Hospital Capital Improvement Cost Fraud
"Pay for play is a violation of the False Claims Act..."


This certain type of cost report fraud was the subject of multiple indictments in the late 90s. Multiple hospital executives were charged after it was found that they were representing expenses as if those expenses were part of the hospital’s capital improvements, when in fact the costs were being created by spending on administration.

Capital improvements, such as new medical equipment and upgrades to patient care, is incentivized by Medicare and Medicaid. For that reason, capital expenses are reimbursed at a much higher rate than administration costs. When these costs are misrepresented, a hospital can dramatically increase the federal compensation that it receives.

This misrepresentation is considered to be defrauding the government.

Are All Hospitals Bad?

The majority of medical professionals are honest and dedicated people. A few bad apples in the healthcare industry do not represent the whole. However, the costs from a small percentage of deceitful administrators in hospitals, hospice care, emergency rooms, pharmacies and clinics burden patients and the public with devastating effect.

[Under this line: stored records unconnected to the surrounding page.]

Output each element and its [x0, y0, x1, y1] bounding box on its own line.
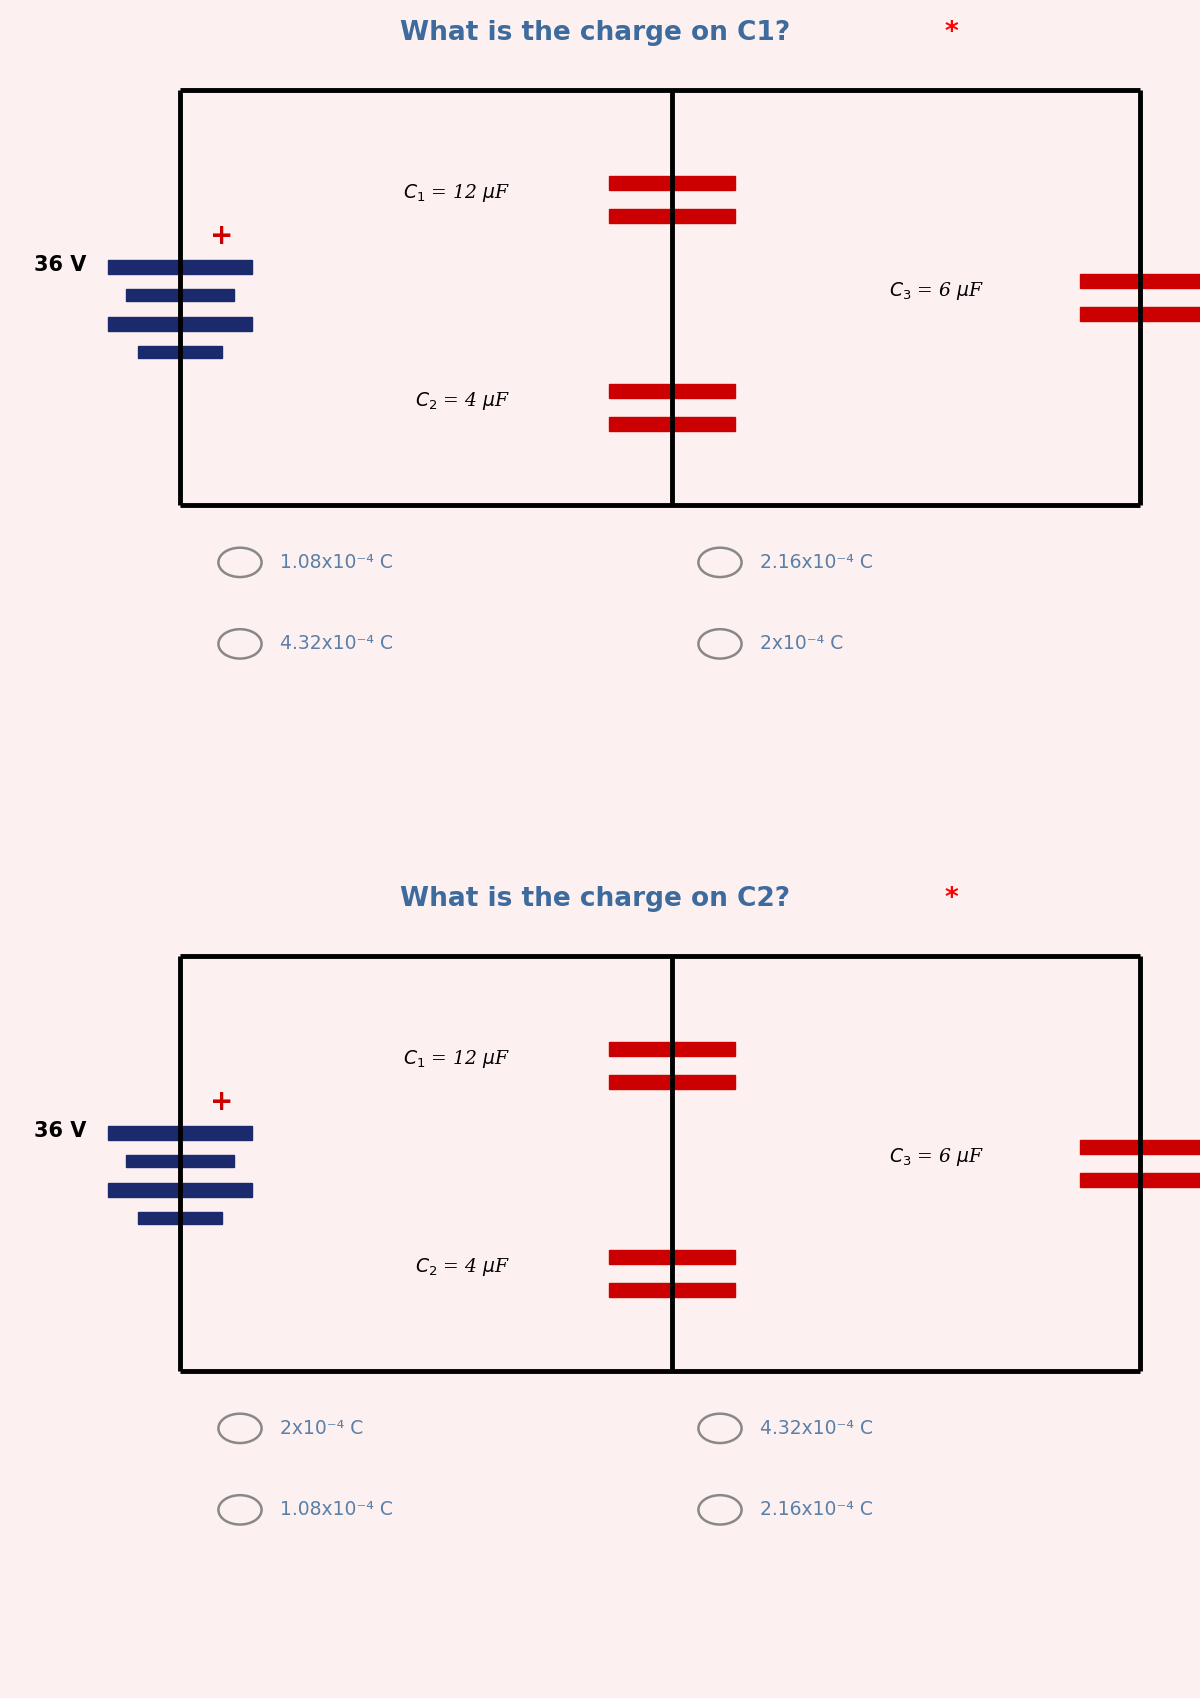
Bar [108, 318, 252, 331]
Text: 36 V: 36 V [34, 1121, 86, 1141]
Text: 1.08x10⁻⁴ C: 1.08x10⁻⁴ C [280, 554, 392, 572]
Text: 2.16x10⁻⁴ C: 2.16x10⁻⁴ C [760, 1501, 872, 1520]
Bar [1080, 307, 1200, 321]
Text: $\mathit{C_3}$ = 6 $\mu$F: $\mathit{C_3}$ = 6 $\mu$F [889, 1146, 984, 1168]
Bar [138, 1212, 222, 1224]
Bar [1080, 1173, 1200, 1187]
Text: 1.08x10⁻⁴ C: 1.08x10⁻⁴ C [280, 1501, 392, 1520]
Text: 4.32x10⁻⁴ C: 4.32x10⁻⁴ C [760, 1420, 872, 1438]
Text: 2.16x10⁻⁴ C: 2.16x10⁻⁴ C [760, 554, 872, 572]
Bar [608, 209, 734, 224]
Bar [138, 346, 222, 358]
Bar [108, 1126, 252, 1141]
Bar [108, 260, 252, 275]
Bar [608, 1043, 734, 1056]
Bar [608, 1284, 734, 1297]
Text: +: + [210, 222, 234, 250]
Bar [108, 1184, 252, 1197]
Text: 4.32x10⁻⁴ C: 4.32x10⁻⁴ C [280, 635, 392, 654]
Bar [608, 177, 734, 190]
Text: 36 V: 36 V [34, 255, 86, 275]
Text: What is the charge on C2?: What is the charge on C2? [401, 886, 799, 912]
Text: $\mathit{C_2}$ = 4 $\mu$F: $\mathit{C_2}$ = 4 $\mu$F [415, 391, 510, 413]
Text: *: * [946, 20, 959, 46]
Text: What is the charge on C1?: What is the charge on C1? [401, 20, 799, 46]
Text: What is the charge on C2?  *: What is the charge on C2? * [389, 886, 811, 912]
Bar [1080, 273, 1200, 287]
Text: $\mathit{C_2}$ = 4 $\mu$F: $\mathit{C_2}$ = 4 $\mu$F [415, 1257, 510, 1279]
Bar [1080, 1139, 1200, 1153]
Bar [126, 1155, 234, 1167]
Bar [126, 289, 234, 301]
Text: $\mathit{C_1}$ = 12 $\mu$F: $\mathit{C_1}$ = 12 $\mu$F [403, 182, 510, 204]
Bar [608, 418, 734, 431]
Text: +: + [210, 1088, 234, 1116]
Text: 2x10⁻⁴ C: 2x10⁻⁴ C [280, 1420, 362, 1438]
Bar [608, 384, 734, 397]
Text: 2x10⁻⁴ C: 2x10⁻⁴ C [760, 635, 842, 654]
Text: $\mathit{C_1}$ = 12 $\mu$F: $\mathit{C_1}$ = 12 $\mu$F [403, 1048, 510, 1070]
Bar [608, 1075, 734, 1090]
Text: *: * [946, 886, 959, 912]
Text: $\mathit{C_3}$ = 6 $\mu$F: $\mathit{C_3}$ = 6 $\mu$F [889, 280, 984, 302]
Bar [608, 1250, 734, 1263]
Text: What is the charge on C1?  *: What is the charge on C1? * [389, 20, 811, 46]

People who are in a position to blow the whistle on fraud and report abuse are rewarded by the law for doing the right thing.

Key Takeaways

Medical care professional, Doctors, Hospitals, Hospice and other healthcare organizations are responsible for providing necessary, ethical and honest medical care. Fraudulent acts are committed against Civil Healthcare programs in order to inflate billing reimbursements and cheat the government.

These schemers use a variety of methods to cheat reimbursements and violate the FCA laws for financial gain. The CMS (Centers for Medicare and Medicaid Services) is responsible for regulating civil healthcare programs. Fraudulent Acts can be reported to the CMS for civil redress.

The hospital fraud behaviors above can form the basis for a qui tam action under the False Claims Act. Relators who help the government may be entitled to a reward based upon funds recovered by the government. Experienced false claims act attorneys provide representation to help protect whistleblowers through the reporting process.